Many of us were taught that the foundations of civilization were a product of Greek and Italian genius. However, history reveals that many of the greatest western thinkers and philosophers were taught and educated by Africans. Thales and Pythagoras were not the only Greeks to have been instructed by Kemet (modern day Egypt). Plato, Aristotle, and Isocrates were all said to have been educated by Black Africans and their philosophy.
The watch on your wrist, the design and completion of Washington DC were things that were created and attributed to Benjamin Banneker. Every time you stop at a stoplight to avoid an accident, you can thank a Black man for the creation.
The reason you take an escalator and not the stairs is because of a Black man, Alexander Miles. The reason you have modern toilets and not an outhouse or a hole in the ground is because of a Black man, JB Rhodes. Paper, the alphabet, art, alchemy, mathematics, medicine, music, science, universities were all introduced by Black people.

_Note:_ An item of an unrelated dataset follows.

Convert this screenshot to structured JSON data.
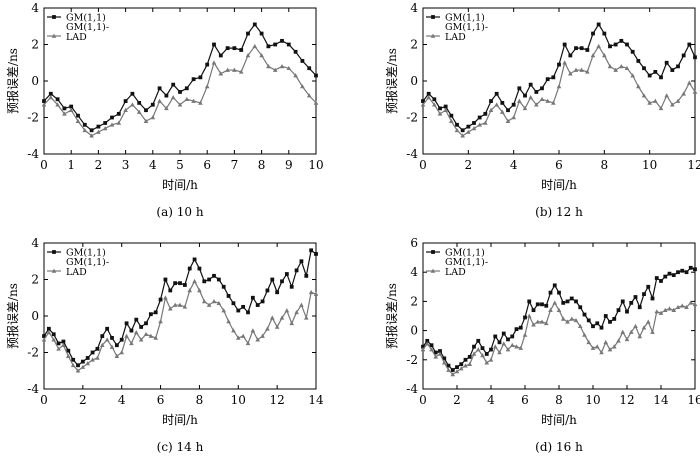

Some of us are old enough to remember driving around town and relying on our own wits to not get lost until the Global Positioning System (GPS) was developed based on the brilliant mind of a Black woman. Gladys Mae West, born October 27, 1930, is an American mathematician known for her contributions to the mathematical modeling of the shape of the Earth, and her work on the development of the satellite geodesy models that were eventually incorporated into the Global Positioning System (GPS).
It is becoming well-documented the deeper you dig, the darker history gets, that not only was humanity birthed in Africa, and with Africans being the first to circumnavigate the globe they were able to nurture, educate and help civilize all of humanity. There is not a civilization in the history of mankind where their foundation is not steeped with African biological and intellectual influence.
“Knowing our history and making certain that we teach our version of it is critical,” says Black. “We cannot allow anybody or any group to deny us this history. And we have to recognize that when Florida, Texas or any state or Governor in terms of Critical Race Theory deny us the right to teach our history to our children as well as their children, the fact of the matter is their racial group did the things that it did and they need to be aware of what that was so they won’t repeat what it is that they did.”
Today Africa and her diaspora battle for their place in history. As evidence mounts of the truth, it our responsibility to pass this vital knowledge to our children. As Marcus Garvey conveyed, “A people without knowledge of their history, is like a tree without roots.”